Why do we always see the same side of the Moon? I am puzzled why we always see the same side of the Moon even though it is rotating around its own axis apart from revolving around the earth. Shouldn't this only be possible if the Moon is not rotating?
 A: The Moon takes 27 d 7 h 43 min to revolve around the Earth, considering the turning with respect to background stars (sidereal revolution), but 29 d 12 h 44 min when seen from the Sun (synodic) and this is because in this period the Earth has revolved around the Sun (view month). 
This latest revolution period is governing Moon phases, eclipses and lunisolar tides. Since the Moon takes the same time to circle in on itself around the Earth, it always presents the same face. This is because the Earth, due to an effect called the gravitational gradient, has slowed the Moon completely.
A: We always see the same side of the Moon because its rotation period is the same as that of its orbit around the Earth. This is due to a phenomenon which is called Tidal Locking and is actual very frequent for orbiting bodies.
The gravitational interaction between the parent planet and a moon ends up dissipating enough energy that it slows the moon rotation until it presents always the same side. It's a very common occurrence even in the Solar Sytem: Pluto and its moon Charon are tidally locked together (both of them!) and most moons of the Gas Giants (Saturn, Jupiter, Uranus, Neptune) are also tidally locked to their parent planet.

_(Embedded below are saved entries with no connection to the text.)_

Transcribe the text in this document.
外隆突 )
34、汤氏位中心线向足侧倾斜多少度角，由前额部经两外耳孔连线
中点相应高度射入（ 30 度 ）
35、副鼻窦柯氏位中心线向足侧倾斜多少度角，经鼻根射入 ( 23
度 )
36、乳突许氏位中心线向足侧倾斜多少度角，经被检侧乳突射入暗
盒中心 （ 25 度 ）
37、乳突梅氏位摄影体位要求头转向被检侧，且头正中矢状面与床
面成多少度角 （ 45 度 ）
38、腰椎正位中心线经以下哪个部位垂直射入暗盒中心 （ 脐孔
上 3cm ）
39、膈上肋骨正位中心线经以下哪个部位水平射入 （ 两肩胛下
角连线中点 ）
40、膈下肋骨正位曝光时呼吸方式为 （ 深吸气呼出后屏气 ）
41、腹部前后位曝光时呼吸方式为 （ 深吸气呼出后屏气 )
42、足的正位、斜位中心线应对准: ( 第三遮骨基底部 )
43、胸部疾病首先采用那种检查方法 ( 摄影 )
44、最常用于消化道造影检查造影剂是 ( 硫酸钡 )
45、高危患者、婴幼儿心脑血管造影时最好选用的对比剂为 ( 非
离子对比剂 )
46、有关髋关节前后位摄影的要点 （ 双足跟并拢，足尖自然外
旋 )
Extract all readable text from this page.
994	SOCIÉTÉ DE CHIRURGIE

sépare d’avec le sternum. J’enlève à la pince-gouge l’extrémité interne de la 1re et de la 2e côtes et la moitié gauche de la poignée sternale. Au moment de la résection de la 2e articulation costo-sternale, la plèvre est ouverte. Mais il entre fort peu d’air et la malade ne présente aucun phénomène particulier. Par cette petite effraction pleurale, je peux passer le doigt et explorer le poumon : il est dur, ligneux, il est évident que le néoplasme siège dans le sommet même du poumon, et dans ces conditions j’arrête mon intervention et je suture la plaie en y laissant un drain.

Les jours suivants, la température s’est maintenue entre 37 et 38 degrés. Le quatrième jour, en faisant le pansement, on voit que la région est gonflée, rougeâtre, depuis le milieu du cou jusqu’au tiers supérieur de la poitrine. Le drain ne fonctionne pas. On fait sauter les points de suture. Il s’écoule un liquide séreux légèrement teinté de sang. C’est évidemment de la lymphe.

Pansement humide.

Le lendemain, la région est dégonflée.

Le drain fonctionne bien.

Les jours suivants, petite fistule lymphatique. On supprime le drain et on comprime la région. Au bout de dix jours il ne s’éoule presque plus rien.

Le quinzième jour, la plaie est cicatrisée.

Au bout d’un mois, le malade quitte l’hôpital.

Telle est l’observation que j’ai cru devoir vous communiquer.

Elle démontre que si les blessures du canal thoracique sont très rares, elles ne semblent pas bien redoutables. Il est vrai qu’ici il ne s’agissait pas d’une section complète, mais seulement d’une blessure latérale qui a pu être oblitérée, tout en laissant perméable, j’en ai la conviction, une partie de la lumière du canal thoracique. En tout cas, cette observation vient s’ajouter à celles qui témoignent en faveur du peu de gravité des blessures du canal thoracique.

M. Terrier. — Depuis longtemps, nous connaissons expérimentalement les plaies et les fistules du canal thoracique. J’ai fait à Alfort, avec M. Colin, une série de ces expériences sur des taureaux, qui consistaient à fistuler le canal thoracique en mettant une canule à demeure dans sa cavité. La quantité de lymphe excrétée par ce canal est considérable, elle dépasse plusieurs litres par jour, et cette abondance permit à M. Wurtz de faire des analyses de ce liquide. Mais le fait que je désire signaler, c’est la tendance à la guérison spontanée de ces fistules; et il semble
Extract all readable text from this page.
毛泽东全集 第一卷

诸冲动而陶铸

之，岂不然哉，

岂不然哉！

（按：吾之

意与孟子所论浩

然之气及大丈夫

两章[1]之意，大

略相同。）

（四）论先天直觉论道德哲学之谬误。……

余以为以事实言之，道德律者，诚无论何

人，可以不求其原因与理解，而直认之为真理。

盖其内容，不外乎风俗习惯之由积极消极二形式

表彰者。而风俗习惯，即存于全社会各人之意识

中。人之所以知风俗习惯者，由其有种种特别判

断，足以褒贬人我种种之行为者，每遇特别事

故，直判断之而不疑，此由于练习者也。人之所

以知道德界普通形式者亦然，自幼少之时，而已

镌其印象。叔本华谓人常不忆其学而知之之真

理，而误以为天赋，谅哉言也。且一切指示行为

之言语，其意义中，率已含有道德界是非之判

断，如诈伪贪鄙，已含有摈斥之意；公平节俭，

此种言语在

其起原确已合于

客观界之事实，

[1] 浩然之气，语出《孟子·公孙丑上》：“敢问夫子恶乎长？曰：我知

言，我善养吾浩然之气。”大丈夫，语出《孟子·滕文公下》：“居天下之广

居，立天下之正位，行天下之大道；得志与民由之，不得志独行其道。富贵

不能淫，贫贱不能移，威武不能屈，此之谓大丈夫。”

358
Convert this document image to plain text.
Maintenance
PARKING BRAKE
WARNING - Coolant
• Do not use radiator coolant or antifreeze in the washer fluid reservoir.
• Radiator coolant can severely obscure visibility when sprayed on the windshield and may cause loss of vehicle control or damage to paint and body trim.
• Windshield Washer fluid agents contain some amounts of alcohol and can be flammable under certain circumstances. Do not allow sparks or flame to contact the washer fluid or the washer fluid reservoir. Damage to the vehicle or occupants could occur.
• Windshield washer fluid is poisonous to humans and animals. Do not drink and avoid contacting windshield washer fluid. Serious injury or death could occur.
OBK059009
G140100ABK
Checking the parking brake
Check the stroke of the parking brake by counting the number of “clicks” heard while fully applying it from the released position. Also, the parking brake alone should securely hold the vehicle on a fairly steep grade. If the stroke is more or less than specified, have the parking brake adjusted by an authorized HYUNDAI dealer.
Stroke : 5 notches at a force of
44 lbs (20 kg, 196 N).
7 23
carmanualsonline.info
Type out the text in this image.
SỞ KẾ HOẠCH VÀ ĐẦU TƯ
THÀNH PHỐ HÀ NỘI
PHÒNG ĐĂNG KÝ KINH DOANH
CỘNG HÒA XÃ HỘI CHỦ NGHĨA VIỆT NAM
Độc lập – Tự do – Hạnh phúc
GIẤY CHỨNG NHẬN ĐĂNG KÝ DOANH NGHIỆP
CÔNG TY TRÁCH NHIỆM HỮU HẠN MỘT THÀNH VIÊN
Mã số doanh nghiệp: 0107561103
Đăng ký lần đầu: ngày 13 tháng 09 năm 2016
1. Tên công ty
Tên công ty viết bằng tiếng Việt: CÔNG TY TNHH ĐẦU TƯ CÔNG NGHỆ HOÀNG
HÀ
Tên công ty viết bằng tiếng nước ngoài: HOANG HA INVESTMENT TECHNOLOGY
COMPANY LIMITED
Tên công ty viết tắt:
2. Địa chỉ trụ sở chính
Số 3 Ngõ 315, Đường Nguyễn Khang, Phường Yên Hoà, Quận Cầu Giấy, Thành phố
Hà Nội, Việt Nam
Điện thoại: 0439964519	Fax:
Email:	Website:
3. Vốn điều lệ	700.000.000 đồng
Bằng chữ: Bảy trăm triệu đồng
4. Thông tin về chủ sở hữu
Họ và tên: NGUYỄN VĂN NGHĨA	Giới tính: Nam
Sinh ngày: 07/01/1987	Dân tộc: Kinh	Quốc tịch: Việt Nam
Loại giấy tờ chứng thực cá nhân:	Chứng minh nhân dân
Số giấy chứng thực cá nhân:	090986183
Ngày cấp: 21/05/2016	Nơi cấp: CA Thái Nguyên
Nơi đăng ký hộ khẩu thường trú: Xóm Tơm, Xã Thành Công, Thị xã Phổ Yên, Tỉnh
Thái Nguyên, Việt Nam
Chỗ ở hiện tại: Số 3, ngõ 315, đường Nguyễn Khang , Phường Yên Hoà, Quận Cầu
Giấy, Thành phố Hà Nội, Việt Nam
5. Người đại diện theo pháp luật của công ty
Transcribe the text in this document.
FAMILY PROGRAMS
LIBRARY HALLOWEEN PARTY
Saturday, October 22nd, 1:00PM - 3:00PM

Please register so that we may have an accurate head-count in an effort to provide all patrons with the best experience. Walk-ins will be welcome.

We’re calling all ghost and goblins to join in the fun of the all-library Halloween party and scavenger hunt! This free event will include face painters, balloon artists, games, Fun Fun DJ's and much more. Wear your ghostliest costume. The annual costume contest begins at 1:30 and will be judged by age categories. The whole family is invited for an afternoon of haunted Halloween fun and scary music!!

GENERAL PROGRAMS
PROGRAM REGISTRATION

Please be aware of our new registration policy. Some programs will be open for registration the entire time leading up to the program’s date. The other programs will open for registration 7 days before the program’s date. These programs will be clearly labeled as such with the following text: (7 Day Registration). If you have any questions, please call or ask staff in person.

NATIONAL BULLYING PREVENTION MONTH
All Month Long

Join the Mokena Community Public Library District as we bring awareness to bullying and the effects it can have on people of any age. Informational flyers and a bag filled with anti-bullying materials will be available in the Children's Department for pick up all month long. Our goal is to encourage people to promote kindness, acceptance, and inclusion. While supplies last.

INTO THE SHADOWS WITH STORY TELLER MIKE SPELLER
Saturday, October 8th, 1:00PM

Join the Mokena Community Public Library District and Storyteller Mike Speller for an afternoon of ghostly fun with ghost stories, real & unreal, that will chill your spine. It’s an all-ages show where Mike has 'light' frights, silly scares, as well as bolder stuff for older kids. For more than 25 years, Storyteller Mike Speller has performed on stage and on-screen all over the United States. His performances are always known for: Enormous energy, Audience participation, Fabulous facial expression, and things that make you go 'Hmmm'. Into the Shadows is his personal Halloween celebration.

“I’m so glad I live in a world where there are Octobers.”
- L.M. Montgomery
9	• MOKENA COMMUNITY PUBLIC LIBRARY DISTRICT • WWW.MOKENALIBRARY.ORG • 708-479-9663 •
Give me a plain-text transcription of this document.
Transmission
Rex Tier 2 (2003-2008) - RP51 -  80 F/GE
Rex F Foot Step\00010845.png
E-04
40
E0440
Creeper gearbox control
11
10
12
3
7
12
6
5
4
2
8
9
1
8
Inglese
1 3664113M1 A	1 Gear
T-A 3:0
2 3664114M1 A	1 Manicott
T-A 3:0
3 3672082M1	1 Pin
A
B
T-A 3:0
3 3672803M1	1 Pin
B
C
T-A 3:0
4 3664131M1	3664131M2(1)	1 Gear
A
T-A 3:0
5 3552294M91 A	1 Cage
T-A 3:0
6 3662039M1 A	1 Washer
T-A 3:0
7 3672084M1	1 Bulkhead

Cf Wikipedia: http://en.wikipedia.org/wiki/Tidal_locking
A: When we say that the Moon rotates, we don't mean relative to an observer on Earth, because we're also rotating. Maybe best is to think of it from the perspective of the Sun. If you were at the centre of the solar system, looking at the Earth, you'd see the Moon rotates once every 28 days or so. That also happens to be the amount of time it takes for the Moon to go all the way around the Earth, and that combination is why, on Earth, we always see the same side. Note that I don't mean an observer on the surface of the Sun, because that's rotating too! I just mean an observer who's situated at the centre of the Sun (and can see through it).
Defining rotation generally depends on to whom its relative. How long does it take for the Earth to show the same face to an observer on Mars? I doubt it's 365 days! But it also isn't useful. What really counts is going around the Sun.
To go a bit further, you might also wonder why the Moon always shows us the same face. It isn't just a co-incidence! It's because of tidal locking. Basically, the Moon is sufficiently big and close to the Earth, so that the Earth pulls on the near side more strongly than the far side. The details are a bit long to reproduce here, but the result is that one side of the Moon always faces us. (Only approximately. The Moon still wobbles a bit, so we end up able to see about 58% of its surface from here: see libration.)
A: My hypothesis was apparently wrong, probably due to rotation of Earth.
(Apparently the Moon is rotating the same way as Earth does. That would lead to the hypothesis that the Earth and the Moon came up from some mass, not necesarily continous, but all having the same centre of gravity and rotation. Then, the Earth and Moon was formed from this mass, probably due to gravity, but there was already no external power which would change the rotation somehow, so the rotation of all the mass remained after creation of the Earth and the Moon.)
A: I believe that the answer might be due to one side of the moon being denser (heavier).  An example is if you take a ball and add a heavy weight to one spot on the ball, the heavier spot on the ball will always rotate to the bottom towards the strongest gravity.  Same situation on the moon if one side is denser, then that side will always face us due to the gravitational pull of the earth.  If the moon was rotating faster at one time, it would eventually slow down and face the earth just as a ball would eventually stop rolling around when released and stop with the heavy side facing down towards gravity.  One of the latest theories is that the earth was struck by a large body and the moon was generated from that debris.  It would have been possible to end up with heavier (more mass) on one side of the moon.  There was a report recently that in fact stated that the mineral composition of the back side of the moon was different from the front side of the moon which would fit my proposition.  I believe that the same situation may apply to mercury also since the same side always faces the sun.  I believe that it is too much of a coincidence that the moon just happens to rotate at the correct speed and the unequal mass distribution provides a very plausible answer.